SwiftOWLIM Version 2.8.3
Major changes in version 2.8.3, compared to version 2.8.2:
- Improved concurrency: several improvements took place to allow swift handling of hundreds of simultaneous users.
- Stack-safe mode: a new
stackSafe parameter allows switching the engine in a slower mode and prevents stack overflows that could occur for some datasets and ontologies in the standard mode.
- Namespace fix: improper handling of namespaces in queries and elsewhere was fixed.
- Serialization fix: the main storage file was serialized in NTriples, disregarding the
dataFormat parameter – fixed, Turtle and RDF-XML are properly supported now.
- Persistence control fix: the
noPersist parameter was not supported properly – fixed; this parameter switches off any persistence, i.e. OWLIM runs 100% in-memory.
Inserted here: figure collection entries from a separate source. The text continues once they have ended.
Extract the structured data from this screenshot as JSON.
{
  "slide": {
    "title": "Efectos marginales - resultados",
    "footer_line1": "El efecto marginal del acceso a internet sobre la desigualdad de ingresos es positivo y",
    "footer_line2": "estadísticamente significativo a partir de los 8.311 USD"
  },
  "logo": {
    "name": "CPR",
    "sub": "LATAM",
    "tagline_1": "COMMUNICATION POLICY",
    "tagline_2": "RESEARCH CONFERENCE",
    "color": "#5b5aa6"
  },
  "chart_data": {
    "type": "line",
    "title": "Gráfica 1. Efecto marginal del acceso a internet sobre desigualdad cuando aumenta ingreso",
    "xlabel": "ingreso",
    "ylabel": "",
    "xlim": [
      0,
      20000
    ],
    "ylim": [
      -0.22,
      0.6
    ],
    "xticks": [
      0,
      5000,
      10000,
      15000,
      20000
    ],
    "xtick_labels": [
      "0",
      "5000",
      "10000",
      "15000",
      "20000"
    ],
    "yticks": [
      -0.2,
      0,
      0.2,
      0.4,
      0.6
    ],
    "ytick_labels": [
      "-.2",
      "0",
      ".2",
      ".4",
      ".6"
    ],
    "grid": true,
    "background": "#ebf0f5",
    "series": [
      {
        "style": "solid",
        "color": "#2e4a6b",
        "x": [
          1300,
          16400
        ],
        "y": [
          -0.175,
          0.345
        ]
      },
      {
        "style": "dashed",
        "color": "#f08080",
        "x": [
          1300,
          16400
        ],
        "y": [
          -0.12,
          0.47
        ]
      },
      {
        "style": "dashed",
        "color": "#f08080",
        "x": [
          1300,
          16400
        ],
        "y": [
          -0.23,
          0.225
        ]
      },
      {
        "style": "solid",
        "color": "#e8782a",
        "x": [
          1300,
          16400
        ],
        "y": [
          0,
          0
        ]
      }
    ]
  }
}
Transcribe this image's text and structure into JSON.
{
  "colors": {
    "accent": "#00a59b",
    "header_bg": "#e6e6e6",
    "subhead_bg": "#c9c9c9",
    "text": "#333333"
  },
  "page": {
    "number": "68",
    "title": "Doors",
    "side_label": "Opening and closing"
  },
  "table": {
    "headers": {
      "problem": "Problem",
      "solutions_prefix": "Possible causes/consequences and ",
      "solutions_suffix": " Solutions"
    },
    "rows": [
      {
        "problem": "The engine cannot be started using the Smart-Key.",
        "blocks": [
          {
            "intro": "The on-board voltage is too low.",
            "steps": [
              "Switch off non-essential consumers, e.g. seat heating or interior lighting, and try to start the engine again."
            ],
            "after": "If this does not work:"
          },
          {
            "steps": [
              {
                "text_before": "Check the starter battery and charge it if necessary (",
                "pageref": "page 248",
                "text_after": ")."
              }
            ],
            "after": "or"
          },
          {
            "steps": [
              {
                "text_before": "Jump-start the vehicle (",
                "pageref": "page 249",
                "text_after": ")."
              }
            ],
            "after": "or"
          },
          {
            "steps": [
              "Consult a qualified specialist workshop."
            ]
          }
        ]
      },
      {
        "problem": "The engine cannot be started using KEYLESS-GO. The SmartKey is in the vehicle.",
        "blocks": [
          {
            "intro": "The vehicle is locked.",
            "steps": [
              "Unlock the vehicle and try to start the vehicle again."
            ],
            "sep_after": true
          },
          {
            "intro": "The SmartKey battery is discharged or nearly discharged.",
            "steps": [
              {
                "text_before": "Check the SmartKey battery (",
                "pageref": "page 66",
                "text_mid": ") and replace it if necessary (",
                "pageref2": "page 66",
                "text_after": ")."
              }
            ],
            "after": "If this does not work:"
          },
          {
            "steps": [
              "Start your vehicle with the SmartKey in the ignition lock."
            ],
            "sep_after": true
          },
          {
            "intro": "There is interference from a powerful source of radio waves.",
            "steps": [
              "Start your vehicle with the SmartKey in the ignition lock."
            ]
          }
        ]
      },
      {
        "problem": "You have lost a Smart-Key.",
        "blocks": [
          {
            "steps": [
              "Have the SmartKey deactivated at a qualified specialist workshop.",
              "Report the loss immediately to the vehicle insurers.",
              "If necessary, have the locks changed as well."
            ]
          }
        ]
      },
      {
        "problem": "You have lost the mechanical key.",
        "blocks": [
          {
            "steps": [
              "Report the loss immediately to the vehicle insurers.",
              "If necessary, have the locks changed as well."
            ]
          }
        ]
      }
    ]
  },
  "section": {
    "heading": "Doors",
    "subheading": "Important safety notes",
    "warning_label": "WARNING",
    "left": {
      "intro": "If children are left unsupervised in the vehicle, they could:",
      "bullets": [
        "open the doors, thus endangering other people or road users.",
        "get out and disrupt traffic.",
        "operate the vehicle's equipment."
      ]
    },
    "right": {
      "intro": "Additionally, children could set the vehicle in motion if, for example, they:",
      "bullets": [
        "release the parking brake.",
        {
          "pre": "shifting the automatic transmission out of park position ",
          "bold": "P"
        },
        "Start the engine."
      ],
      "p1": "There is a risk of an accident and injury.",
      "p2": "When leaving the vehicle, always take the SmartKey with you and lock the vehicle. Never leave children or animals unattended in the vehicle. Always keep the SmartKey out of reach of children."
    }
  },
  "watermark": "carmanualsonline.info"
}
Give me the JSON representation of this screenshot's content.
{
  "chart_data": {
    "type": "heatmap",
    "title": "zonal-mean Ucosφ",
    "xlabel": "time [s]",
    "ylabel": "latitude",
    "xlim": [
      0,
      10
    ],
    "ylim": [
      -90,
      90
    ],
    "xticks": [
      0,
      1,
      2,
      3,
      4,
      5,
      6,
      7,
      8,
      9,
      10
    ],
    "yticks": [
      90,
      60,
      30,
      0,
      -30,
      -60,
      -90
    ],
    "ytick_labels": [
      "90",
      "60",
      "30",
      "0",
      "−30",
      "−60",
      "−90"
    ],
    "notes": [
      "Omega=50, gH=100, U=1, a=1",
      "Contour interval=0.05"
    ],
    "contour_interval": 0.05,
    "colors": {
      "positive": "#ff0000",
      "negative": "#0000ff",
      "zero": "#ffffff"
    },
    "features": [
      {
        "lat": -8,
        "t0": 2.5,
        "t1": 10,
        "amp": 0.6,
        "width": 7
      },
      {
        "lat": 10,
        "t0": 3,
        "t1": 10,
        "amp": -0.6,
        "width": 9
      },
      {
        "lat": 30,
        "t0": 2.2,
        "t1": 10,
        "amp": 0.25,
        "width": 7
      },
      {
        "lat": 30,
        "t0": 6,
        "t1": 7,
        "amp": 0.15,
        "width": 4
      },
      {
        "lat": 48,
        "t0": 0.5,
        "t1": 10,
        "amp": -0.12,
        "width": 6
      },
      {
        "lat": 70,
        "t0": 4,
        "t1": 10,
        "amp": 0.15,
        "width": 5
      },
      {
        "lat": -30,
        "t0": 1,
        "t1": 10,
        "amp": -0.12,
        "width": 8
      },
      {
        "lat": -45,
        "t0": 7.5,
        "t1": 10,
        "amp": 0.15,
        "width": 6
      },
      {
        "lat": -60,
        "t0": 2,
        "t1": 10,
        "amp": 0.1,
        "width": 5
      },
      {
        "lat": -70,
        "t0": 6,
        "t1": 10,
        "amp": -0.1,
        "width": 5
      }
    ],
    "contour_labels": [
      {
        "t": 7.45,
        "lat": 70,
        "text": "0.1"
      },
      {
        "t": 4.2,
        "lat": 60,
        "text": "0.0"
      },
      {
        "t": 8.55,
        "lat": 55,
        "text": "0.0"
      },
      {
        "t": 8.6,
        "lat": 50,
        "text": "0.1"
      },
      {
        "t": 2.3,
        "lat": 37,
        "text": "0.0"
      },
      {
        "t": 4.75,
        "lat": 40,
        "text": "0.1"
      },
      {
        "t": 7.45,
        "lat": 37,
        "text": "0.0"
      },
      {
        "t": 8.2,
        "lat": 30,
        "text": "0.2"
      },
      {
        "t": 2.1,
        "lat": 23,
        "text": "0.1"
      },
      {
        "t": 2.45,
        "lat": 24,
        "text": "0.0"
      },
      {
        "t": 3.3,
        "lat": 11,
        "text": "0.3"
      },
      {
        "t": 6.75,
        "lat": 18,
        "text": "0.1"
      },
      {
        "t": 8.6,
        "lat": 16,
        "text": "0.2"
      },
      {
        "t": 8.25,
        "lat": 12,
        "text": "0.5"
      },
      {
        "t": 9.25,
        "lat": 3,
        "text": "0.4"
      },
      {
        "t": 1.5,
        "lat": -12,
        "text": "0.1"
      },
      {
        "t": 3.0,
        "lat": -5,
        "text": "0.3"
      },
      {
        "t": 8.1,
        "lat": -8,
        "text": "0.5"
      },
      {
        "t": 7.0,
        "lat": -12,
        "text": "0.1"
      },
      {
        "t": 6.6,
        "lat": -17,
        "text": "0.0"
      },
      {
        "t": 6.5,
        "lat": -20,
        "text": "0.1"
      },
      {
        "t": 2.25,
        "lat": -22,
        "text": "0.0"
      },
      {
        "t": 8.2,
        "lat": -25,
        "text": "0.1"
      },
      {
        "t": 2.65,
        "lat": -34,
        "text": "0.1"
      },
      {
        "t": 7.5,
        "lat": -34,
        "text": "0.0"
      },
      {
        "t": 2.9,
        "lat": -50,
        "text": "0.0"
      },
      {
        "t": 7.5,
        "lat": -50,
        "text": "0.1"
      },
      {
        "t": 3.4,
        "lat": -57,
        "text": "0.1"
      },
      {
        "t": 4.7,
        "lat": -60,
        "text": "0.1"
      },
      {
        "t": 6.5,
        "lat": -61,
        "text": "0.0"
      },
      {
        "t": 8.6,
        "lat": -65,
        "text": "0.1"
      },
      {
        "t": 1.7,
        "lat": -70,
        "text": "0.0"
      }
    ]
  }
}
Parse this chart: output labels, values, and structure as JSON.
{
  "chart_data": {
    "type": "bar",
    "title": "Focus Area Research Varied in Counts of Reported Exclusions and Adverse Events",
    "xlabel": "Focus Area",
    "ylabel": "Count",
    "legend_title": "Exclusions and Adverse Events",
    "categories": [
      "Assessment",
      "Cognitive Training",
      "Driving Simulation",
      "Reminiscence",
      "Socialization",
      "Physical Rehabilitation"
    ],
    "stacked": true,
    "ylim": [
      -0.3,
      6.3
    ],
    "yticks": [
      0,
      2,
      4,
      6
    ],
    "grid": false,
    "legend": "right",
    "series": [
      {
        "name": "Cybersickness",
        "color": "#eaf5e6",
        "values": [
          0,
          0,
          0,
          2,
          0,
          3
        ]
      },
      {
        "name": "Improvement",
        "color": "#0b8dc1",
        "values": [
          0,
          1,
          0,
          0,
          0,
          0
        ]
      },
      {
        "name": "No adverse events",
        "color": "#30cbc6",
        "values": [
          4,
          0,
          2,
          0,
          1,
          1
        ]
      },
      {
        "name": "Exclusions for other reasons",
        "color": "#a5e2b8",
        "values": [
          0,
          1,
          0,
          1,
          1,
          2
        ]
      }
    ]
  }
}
- eLUBM benchmark: eLUBM is an extended version of the LUBM benchmark, developed by IBM’s IODT team, to allow evaluation of more comprehensive reasoning over OWL DL and Lite. eLUBM is provided with OWLIM as an extension of the standard LUBM benchmark.
Version 2.8.2
Major changes in version 2.8.2, compared to version 2.8:
- TRREE: OWLIM uses the TRREE engine for in-memory reasoning and query evaluation. TRREE is a newer version of the IRRE engine that was part of OWLIM v.2.8.
- 7 different inference modes: OWLIM can be configured to work with one of three pre-build sets of rules that support respectively the semantics of RDFS, OWL Horst, and a specific fragment we name owl-max (combining OWL Lite with unrestricted RDFS). These rulesets can be altered to “partial-rdfs” mode, when some of the normative RDFS entailments are discharged for performance reasons. In addition, the entailment is made optional, so that it is possible to switch it off completely and to use OWLIM as a plain RDF store.
- Extended OWL support:
owl:oneOf, owl:minCardinality, owl:maxCardinality, owl:cardinality; partial OWL-Lite T-Box (schema-level) reasoning added.
- Configurable index size: allows the user to manage the trade-off between required RAM and performance.
Version 2.8
Major changes in version 2.8, compared to version 2.0:
- IRRE: OWLIM uses IRRE for in-memory reasoning and query evaluation. Sesame's standard in-memory SAIL, implementing the RDFSchemaRepository, is no longer used.
- Upload and reasoning speed up: there is a major improvement to the upload and reasoning speed due to using IRRE.
- Persistence: Persistence implementation was changed, but it is still compatible with the previous releases of OWLIM in terms of storage formats and SAIL configuration options.
- Multi-threading: The inference process is not multi-threaded and not even thread-safe. It requires special attention if used in a multi-thread context. OWLIM still uses multi-threading for other functions (e.g. persistence).
- Extended support for OWL: intersectionOf, unionOf, AllDifferent, someValuesFrom are already handled in this version.
Version 2.0
Major changes in version 2.0, compared to version 1.0:
- Sesame 1.2.1: compliance with Sesame release 1.2.1 (the previous version was compatible with Sesame 1.1).
- Upload speed up: there is a major improvement to the upload speed, through caching add triples operation.
- Persistence alignment with Sesame: persistence organization is now converged to the standard Sesame mechanism for synchronization of the repository contents with its persistence file.
- Concurrent multi-thread inference: it delivers serious improvements of the inference (and thus repository modification) speed for machines with multiple processors or Hyper-Threading.
- Extended support for OWL: support for allValuesFrom, hasValue, equivalentClass was added; the support for equivalentProperty was improved.
- RMI access enhancements: the SailAccessor interface was enriched with some methods to retrieve the access rights of a repository and extract/export its content.